Auch dem BUND reicht die Entschließung nicht aus. Pestizidexpertin Heike Moldenhauer: „Das EU-Parlament hat leider einen zu schwachen Beschluss gefasst.“ Der Umweltausschuss war weiter gegangen. Im Mai sind die Agrarminister dran und Moldenhauer erwartet in Deutschland die Umsetzung der Studie des Julius Kühn-Instituts, dass Alternativen vorhanden sind.

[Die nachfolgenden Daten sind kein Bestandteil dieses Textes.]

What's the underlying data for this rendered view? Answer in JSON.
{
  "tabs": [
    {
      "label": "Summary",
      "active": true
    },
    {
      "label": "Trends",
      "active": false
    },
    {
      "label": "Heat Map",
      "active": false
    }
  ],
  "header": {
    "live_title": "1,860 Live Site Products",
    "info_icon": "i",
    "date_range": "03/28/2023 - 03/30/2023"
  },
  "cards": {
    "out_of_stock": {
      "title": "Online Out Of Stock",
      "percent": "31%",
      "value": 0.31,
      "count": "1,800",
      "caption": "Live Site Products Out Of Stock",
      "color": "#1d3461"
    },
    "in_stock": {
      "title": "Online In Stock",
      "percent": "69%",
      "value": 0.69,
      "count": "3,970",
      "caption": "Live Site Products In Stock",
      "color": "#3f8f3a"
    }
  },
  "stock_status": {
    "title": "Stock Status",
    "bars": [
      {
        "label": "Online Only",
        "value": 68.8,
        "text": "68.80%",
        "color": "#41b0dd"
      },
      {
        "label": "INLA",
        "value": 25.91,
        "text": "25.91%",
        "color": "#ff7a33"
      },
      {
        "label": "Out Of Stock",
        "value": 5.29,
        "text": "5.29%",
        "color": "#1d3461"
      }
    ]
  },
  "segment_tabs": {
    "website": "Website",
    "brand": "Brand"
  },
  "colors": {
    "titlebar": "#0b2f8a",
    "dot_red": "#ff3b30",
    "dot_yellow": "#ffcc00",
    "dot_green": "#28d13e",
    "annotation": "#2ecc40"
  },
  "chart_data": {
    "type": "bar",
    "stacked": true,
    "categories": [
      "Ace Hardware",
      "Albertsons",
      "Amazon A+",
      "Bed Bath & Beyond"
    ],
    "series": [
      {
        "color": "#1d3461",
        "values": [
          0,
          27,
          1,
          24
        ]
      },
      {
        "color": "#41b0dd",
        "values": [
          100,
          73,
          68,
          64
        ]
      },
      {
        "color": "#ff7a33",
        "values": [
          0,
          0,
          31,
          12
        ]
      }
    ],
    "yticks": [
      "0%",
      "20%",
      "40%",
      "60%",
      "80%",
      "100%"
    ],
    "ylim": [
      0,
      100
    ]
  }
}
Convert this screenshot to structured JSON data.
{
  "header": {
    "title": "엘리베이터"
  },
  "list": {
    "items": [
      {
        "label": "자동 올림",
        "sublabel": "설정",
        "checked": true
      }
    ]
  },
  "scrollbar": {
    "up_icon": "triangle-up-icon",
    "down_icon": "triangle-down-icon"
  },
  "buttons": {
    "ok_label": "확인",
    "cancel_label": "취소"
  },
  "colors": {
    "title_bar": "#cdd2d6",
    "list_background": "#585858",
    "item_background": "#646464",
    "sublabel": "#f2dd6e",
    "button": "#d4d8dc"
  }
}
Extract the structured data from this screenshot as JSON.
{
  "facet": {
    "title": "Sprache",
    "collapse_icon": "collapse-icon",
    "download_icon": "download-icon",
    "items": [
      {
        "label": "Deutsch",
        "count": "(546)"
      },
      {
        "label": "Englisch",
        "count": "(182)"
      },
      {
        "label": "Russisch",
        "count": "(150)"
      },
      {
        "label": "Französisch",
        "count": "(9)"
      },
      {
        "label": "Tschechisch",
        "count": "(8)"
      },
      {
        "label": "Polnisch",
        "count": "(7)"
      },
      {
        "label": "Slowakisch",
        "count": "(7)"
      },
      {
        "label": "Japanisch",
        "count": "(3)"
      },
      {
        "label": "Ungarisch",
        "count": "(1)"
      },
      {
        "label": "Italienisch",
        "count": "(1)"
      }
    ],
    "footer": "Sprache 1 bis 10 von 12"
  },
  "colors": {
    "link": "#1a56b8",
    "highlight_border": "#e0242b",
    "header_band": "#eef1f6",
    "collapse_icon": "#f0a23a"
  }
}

Manfred Nüssel, Präsident des Deutschen Raiffeisenverbandes, sieht in den Korrekturen für die Wiederzulassung einen „sinnvollen Kompromiss“. Nüssel kritisiert aber die Einmischung des Parlamentes, was nicht zum Regelfall werden dürfe: „Das würde die Zulassungsverfahren nach wissenschaftlichen Kriterien in Frage stellen“, erklärte Nüssel am Mittwoch. „Die Zulassung von Pflanzenschutzmittel-Wirkstoffen ist Sache von kompetenten Fachleuten in unabhängigen und anerkannten Behörden.“
Die Arbeitsgemeinschaft Glyphosat der Agrochemiefirmen sieht in dem Votum eine „Verlängerung der Glyphosat-Zulassung. Aufgrund der positiven Sicherheitsbewertungen der zuständigen Behörden sollte jedoch einer Verlängerung um weitere 15 Jahre fachlich nichts im Wege stehen“, wünscht sich Sprecherin Ursula Luettmer-Ouazane. In der zunehmend politisch motivierten Auseinandersetzung um die Erneuerung der Wirkstoffzulassung von Glyphosat gerät vollkommen in den Hintergrund, warum Landwirte diesen Wirkstoff überhaupt nutzen. Unkräuter gefährden die landwirtschaftliche Produktivität im gleichen Maße wie Schadinsekten oder Pilzkrankheiten. Landwirte brauchen daher effektive Methoden zu deren Bekämpfung. Der Wirkstoff Glyphosat ist dabei von zentraler Bedeutung. „Durch die zunehmend politisch angeheizte Debatte geraten wesentliche Sachargumente völlig in den Hintergrund“, so Richard Garnett, Vorsitzender der europäischen Glyphosate Task Force GTF.